O memorial de incorporação compreende em um dossiê constando todos os documentos exigidos nas alíneas do artigo 32 da Lei 4.591/64, caracterizando e identificando todas as informações que envolvem o negócio da incorporação, bem como as partes envolvidas (proprietário e incorporador) para que possa ser examinado pelo Oficial de Registro de Imóveis.

 

Previsto no artigo 167, I, item 17 da Lei nº 6.015/73 após a análise do Oficial Registrador dos documentos elencados nas alíneas do artigo 32 da Lei nº 4.591/64 e cumprido pelo incorporador todas as exigências legais, esses documentos terão uma via arquivada e a outra via, devidamente carimbada, será devolvida ao incorporador. Após, será efetivado o registro na matrícula de origem do imóvel e em cada uma das matrículas das unidades autônomas eventualmente abertas conforme o artigo 237-A da Lei nº 6.015/73.

Entre as exigências legais constantes na Lei 4591/64, em especial nas alíneas do artigo 32 e na Lei 6.015/73, o Oficial do Registro de Imóveis competente deverá verificar a necessidade de outros documentos e atos (registros ou averbações) a serem realizados antes ou depois do registro do memorial de incorporação.

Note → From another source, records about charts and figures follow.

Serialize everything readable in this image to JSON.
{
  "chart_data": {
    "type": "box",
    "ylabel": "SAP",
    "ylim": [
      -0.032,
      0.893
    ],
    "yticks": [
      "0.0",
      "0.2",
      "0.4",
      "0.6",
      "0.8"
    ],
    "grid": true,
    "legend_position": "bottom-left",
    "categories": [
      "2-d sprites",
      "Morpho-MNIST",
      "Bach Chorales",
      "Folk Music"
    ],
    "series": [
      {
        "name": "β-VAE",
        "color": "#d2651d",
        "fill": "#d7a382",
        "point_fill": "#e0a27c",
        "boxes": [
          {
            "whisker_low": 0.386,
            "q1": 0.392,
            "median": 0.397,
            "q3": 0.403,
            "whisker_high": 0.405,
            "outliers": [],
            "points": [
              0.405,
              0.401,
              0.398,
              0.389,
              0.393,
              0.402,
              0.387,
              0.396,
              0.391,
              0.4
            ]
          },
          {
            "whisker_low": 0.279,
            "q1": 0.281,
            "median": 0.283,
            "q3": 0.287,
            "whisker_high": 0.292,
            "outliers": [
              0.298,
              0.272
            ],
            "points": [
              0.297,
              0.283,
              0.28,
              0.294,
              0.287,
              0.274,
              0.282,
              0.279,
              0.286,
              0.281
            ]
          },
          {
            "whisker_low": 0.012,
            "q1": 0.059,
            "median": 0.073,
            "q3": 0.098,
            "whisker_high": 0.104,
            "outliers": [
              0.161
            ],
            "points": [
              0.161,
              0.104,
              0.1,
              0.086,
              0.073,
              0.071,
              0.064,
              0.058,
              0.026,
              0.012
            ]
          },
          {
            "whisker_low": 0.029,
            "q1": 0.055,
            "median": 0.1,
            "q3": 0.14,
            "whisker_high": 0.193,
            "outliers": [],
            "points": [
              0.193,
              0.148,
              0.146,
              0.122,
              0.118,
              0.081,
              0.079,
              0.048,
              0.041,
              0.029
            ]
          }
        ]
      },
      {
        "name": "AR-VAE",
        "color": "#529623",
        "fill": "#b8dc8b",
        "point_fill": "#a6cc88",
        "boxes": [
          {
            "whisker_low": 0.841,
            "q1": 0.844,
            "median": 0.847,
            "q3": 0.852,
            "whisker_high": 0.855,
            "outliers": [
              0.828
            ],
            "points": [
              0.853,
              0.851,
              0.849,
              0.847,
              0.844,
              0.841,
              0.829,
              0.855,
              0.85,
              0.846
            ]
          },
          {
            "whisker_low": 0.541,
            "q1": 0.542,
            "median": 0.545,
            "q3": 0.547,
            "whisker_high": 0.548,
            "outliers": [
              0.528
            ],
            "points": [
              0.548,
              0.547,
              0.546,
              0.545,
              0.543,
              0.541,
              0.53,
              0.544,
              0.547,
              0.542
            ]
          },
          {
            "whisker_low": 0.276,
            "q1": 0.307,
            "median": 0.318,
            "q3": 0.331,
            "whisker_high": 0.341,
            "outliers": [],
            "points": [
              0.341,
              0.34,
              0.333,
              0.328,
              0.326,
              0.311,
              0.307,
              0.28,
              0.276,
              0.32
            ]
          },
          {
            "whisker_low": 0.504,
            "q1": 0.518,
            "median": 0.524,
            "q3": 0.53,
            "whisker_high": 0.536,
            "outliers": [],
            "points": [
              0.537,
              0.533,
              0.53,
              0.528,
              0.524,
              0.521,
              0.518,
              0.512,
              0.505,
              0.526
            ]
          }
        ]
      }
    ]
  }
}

Cabe ao Oficial do Registro de Imóveis cumprir o Princípio da Legalidade, ou seja, promover a análise da legalidade dos títulos apresentados, a fim de verificar se a lei permite o registro do ato pretendido, visando à segurança jurídica e estabilidade dos negócios jurídicos imobiliários quanto à disponibilidade dos bens.

 

Conclusão

Por fim, mostra-se evidente a relevância do instituto da incorporação imobiliária para o mercado imobiliário, principalmente diante da grande expansão ocorrida nos últimos dez anos.

Cabe ao consumidor verificar se os incorporadores estão cumprindo com a obrigatoriedade de arquivar o memorial de incorporação no Registro Imobiliário competente, bem como se estão cumprindo com as obrigações impostas pela legislação, como a obrigação de construir e entregar as unidades imobiliárias prontas e acabadas.

Outra importante obrigação é se há a instituição dos condomínios edilícios pelo incorporador, visando a segurança jurídica dos empreendimentos e o cumprimento da função social do incorporador frente ao Direito Brasileiro.